I was surprised that it requires a lot of permissions, but it boils down to the app needing to create and use an account on the device and needing access to the network to do the syncing. There are no in-app purchases or ads, and the source is available so I can build it myself and read through it to verify that nothing nefarious is happening under the hood. I also have the ability to continue updating it if the original maintainer disappears.

The user interface is awkward for me at the moment. Any.Do showed me my tasks for today, tomorrow, and later, and it even had a separate category for unscheduled stuff as “Someday”. A recurring daily task I completed would show up in the Tomorrow list automatically.

Taskwarrior’s default views are showing me everything, and while they are in date order, it’s not cleanly separated. Also, recurring tasks are automatically synthesized from the template task, and so I find I can have multiple instances of the task at once in my list.

Then again, these issues might be due to me not knowing how to use Taskwarrior properly.

What’s Important to You?

Some people might balk at the idea of investing time into learning how to use an app when a more intuitive one is available.

And that’s fine. I get it.

But I’ve been starting to value my privacy and my security even more these days.

And it’s not an absurd paranoia. Recently there was news about a popular makeover app with privacy red flags. Pokemon Go was a concerning app until they changed the scope of the permissions it required to run.

I already know that Google tracks where my phone goes, which means it knows where I go. I should really turn off the GPS when I’m not actively using the map functionality, in fact. It’s always disconcerting to see the notification telling me that it is using it because none of the running apps in the background should care where I’m at.

I mean, when I took a picture at my mother-in-law’s house during a party, I got a request to upload the picture and attach it to the search results of the nearby public park. Ick.

Artificial intelligence is huge these days, and with chatbots and intelligent personal assistants such as Siri, Google Now, Cortana, and Alexa, we’re seeing a lot of benefits in the way of convenience.

To get that convenience, though, we’re handing over our data to the people behind our devices. And yet, security is rarely treated as a priority, which means that even if we trusted our data to those people, it might also be getting to people we don’t trust.

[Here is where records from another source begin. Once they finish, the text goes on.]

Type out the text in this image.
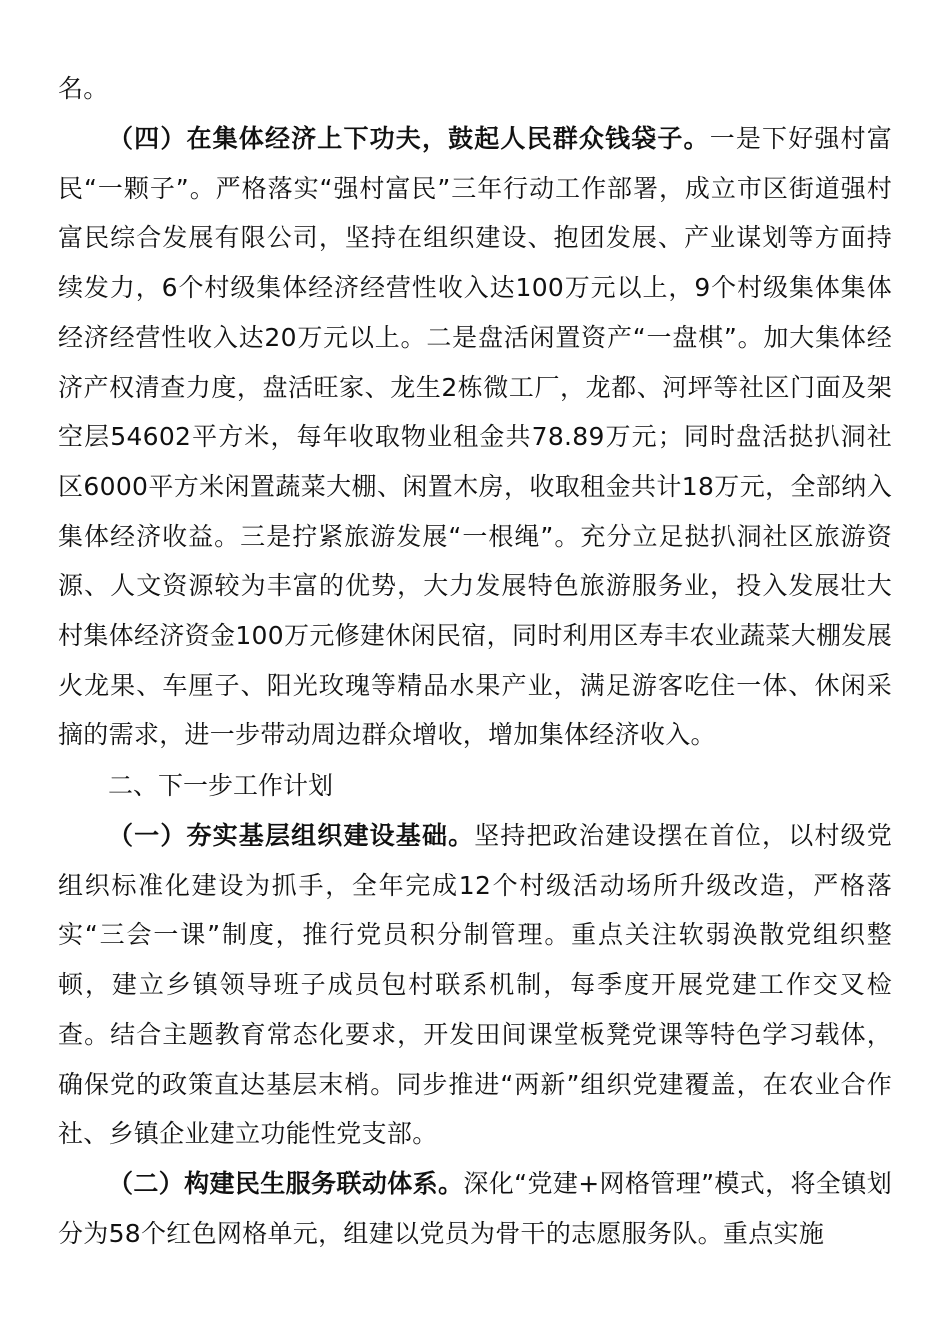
名。

（四）在集体经济上下功夫，鼓起人民群众钱袋子。一是下好强村富民“一颗子”。严格落实“强村富民”三年行动工作部署，成立市区街道强村富民综合发展有限公司，坚持在组织建设、抱团发展、产业谋划等方面持续发力，6个村级集体经济经营性收入达100万元以上，9个村级集体集体经济经营性收入达20万元以上。二是盘活闲置资产“一盘棋”。加大集体经济产权清查力度，盘活旺家、龙生2栋微工厂，龙都、河坪等社区门面及架空层54602平方米，每年收取物业租金共78.89万元；同时盘活挞扒洞社区6000平方米闲置蔬菜大棚、闲置木房，收取租金共计18万元，全部纳入集体经济收益。三是拧紧旅游发展“一根绳”。充分立足挞扒洞社区旅游资源、人文资源较为丰富的优势，大力发展特色旅游服务业，投入发展壮大村集体经济资金100万元修建休闲民宿，同时利用区寿丰农业蔬菜大棚发展火龙果、车厘子、阳光玫瑰等精品水果产业，满足游客吃住一体、休闲采摘的需求，进一步带动周边群众增收，增加集体经济收入。

二、下一步工作计划

（一）夯实基层组织建设基础。坚持把政治建设摆在首位，以村级党组织标准化建设为抓手，全年完成12个村级活动场所升级改造，严格落实“三会一课”制度，推行党员积分制管理。重点关注软弱涣散党组织整顿，建立乡镇领导班子成员包村联系机制，每季度开展党建工作交叉检查。结合主题教育常态化要求，开发田间课堂板凳党课等特色学习载体，确保党的政策直达基层末梢。同步推进“两新”组织党建覆盖，在农业合作社、乡镇企业建立功能性党支部。

（二）构建民生服务联动体系。深化“党建+网格管理”模式，将全镇划分为58个红色网格单元，组建以党员为骨干的志愿服务队。重点实施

And so, because I value my privacy and security, often it feels like my choice is to opt-out or roll my own solution.

And since everything is getting artificial intelligence integrated in, it often means tolerating third parties getting access to data more or using alternatives. And if I am going to use alternatives anyway, they may as well be ones I have the most control over.

Thank goodness for free (as in speech) software, eh?